Celle de Nigel Farage :

Tous les parents dans le monde qui ont un enfant malade remueront ciel et terre si quelqu’un d’autre peut leur offrir un traitement différent. Et pourtant, ce qui se passe ici, c’est que notre système médical géré par l’Etat décide qu’il n’y a rien d’autre à faire et, soutenus par les tribunaux, ils décident que ces parents ne sont pas aptes à envoyer leur enfant ailleurs. Cela nous conduit au cœur absolu de la question du degré de liberté de l’individu, du processus décisionnel des parents.
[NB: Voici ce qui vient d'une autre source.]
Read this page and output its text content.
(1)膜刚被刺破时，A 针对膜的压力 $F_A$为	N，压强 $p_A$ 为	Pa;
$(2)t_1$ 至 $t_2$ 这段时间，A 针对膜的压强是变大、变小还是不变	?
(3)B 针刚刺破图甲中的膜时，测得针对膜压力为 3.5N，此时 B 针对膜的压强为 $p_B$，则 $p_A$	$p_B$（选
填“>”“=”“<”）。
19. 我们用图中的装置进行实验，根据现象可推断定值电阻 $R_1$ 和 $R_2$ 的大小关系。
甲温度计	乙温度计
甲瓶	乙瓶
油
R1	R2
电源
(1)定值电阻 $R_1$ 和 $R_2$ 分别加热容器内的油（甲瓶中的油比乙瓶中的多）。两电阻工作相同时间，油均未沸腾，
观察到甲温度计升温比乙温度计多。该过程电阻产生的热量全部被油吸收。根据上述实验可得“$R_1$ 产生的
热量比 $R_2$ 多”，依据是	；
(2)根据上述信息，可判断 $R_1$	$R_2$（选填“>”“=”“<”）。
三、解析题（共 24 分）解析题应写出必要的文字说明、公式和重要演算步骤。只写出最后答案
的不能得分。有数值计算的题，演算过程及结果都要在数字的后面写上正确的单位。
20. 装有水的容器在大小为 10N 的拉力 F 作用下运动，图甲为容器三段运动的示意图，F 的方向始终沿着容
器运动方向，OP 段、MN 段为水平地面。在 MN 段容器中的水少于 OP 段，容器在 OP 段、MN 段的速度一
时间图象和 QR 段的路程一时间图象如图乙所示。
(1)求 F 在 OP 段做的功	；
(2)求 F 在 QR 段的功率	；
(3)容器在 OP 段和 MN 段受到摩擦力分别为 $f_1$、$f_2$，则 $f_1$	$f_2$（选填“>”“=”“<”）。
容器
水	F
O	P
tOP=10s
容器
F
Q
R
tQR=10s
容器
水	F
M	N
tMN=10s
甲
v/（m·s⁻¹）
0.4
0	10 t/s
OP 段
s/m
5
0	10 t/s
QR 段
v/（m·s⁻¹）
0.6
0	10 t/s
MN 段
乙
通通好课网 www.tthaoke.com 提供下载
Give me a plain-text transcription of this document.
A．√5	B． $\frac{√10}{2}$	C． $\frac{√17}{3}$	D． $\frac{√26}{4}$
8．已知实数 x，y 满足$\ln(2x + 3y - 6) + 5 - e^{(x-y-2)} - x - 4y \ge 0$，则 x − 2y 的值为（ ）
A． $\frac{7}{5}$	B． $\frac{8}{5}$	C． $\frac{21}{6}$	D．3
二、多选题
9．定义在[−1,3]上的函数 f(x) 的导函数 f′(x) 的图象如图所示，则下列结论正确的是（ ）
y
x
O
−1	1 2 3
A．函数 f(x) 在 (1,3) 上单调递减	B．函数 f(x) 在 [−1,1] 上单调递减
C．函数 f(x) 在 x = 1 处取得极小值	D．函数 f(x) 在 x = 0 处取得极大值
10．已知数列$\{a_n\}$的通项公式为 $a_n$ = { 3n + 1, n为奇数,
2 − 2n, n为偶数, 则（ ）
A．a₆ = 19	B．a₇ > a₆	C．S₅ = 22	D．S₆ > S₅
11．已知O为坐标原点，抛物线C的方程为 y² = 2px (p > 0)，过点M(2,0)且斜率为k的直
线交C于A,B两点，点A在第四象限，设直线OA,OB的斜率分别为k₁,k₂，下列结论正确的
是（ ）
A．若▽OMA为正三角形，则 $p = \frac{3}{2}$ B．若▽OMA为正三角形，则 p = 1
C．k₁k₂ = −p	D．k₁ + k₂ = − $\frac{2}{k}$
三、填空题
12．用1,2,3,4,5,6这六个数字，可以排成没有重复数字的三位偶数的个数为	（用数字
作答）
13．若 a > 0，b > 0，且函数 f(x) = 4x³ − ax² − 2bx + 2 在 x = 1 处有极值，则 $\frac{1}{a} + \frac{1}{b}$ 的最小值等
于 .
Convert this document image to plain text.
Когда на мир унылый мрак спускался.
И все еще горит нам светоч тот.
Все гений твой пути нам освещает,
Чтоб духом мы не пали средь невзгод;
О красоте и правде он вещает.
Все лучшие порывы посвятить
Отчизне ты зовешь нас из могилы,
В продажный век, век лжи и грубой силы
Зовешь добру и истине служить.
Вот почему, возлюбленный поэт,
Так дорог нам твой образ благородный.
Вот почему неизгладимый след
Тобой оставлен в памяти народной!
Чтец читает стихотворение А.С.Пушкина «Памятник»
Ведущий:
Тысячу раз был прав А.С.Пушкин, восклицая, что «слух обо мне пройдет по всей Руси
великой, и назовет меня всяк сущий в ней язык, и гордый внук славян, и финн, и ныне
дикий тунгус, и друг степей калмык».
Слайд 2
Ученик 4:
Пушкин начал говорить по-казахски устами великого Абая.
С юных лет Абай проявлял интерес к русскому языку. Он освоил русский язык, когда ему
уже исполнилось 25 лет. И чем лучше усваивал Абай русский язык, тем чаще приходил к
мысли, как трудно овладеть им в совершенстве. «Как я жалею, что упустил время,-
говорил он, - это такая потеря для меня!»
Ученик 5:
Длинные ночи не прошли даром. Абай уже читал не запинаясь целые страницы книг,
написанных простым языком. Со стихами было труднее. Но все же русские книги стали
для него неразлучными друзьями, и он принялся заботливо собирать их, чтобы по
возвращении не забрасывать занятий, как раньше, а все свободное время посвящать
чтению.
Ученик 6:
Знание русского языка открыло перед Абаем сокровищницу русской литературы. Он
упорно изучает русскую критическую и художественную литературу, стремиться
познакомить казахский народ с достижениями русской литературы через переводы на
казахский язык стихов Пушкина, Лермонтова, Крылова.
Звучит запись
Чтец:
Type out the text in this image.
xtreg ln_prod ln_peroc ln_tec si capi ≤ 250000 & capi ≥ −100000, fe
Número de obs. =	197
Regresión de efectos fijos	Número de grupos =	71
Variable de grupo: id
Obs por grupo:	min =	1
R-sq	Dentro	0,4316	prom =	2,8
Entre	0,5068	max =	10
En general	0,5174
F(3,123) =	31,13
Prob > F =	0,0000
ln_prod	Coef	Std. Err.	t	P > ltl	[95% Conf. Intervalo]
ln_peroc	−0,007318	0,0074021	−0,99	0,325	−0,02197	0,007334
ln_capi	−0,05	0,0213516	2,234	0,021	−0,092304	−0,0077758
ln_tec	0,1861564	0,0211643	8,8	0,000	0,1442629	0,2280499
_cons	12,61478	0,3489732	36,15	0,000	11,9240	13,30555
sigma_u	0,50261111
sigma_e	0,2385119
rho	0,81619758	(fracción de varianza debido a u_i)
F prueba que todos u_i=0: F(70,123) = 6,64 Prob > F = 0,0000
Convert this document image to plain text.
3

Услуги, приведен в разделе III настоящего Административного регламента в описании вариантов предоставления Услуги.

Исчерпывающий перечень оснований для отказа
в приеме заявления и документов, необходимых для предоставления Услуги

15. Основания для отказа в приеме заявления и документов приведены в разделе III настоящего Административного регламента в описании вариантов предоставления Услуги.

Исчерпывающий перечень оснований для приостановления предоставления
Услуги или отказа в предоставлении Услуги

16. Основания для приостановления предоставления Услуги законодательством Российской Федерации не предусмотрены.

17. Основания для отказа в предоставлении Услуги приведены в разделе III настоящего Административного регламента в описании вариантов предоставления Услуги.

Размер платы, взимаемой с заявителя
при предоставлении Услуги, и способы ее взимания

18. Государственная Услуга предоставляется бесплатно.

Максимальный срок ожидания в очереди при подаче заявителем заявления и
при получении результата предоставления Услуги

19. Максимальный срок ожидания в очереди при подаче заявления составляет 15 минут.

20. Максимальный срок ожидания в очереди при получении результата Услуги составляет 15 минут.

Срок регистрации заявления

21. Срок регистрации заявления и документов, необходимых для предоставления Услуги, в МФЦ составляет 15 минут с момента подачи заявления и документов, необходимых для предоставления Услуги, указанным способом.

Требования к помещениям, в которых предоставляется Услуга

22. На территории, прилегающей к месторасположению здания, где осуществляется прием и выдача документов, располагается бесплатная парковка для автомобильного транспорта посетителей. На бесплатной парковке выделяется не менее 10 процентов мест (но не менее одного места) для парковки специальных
Ou bien nos enfants sont-ils maintenant la propriété de l’Etat ? Franchement, ce qui se passe là, maintenant, c’est une forme d’euthanasie parrainée par l’Etat, et je déteste cela.

Celle de Daren Jonescu :

Le gouvernement britannique, désireux de prouver son mérite en tant que véritable Etat socialiste, s’est fait l’artisan d’un modèle de définition des conditions de la propriété collective de l’individu, dans les termes les plus forts. L’année dernière, leur enfant tête d’affiche pour le principe de l’individu comme cellule du collectif socialiste dont on peut se passer s’appelait Charlie Gard. Cette année, c’est Bébé Alfie. Dans les deux cas, les parents se voient absolument refuser la liberté de demander un autre traitement pour un enfant que l’État a décidé de ne pas essayer d’épargner. Dans les deux cas, le traitement ultérieur en question ne coûterait pas un sou au gouvernement britannique sous la forme du National Health Service. Dans les deux cas, l’Église catholique a offert de traiter le bébé à Rome gratuitement. Dans les deux cas, les parents de l’enfant se sont battus longtemps contre leur propriétaire, le gouvernement britannique, pour voir rejetée leur requête à chaque fois au nom de « l’intérêt supérieur de l’enfant », c’est-à-dire sa mort prématurée par suppression de nourriture.

Addendum 28 avril

Alfie est mort à 3h30 cette nuit. Ou plutôt il est né à une vie qu’on ne pourra pas lui enlever.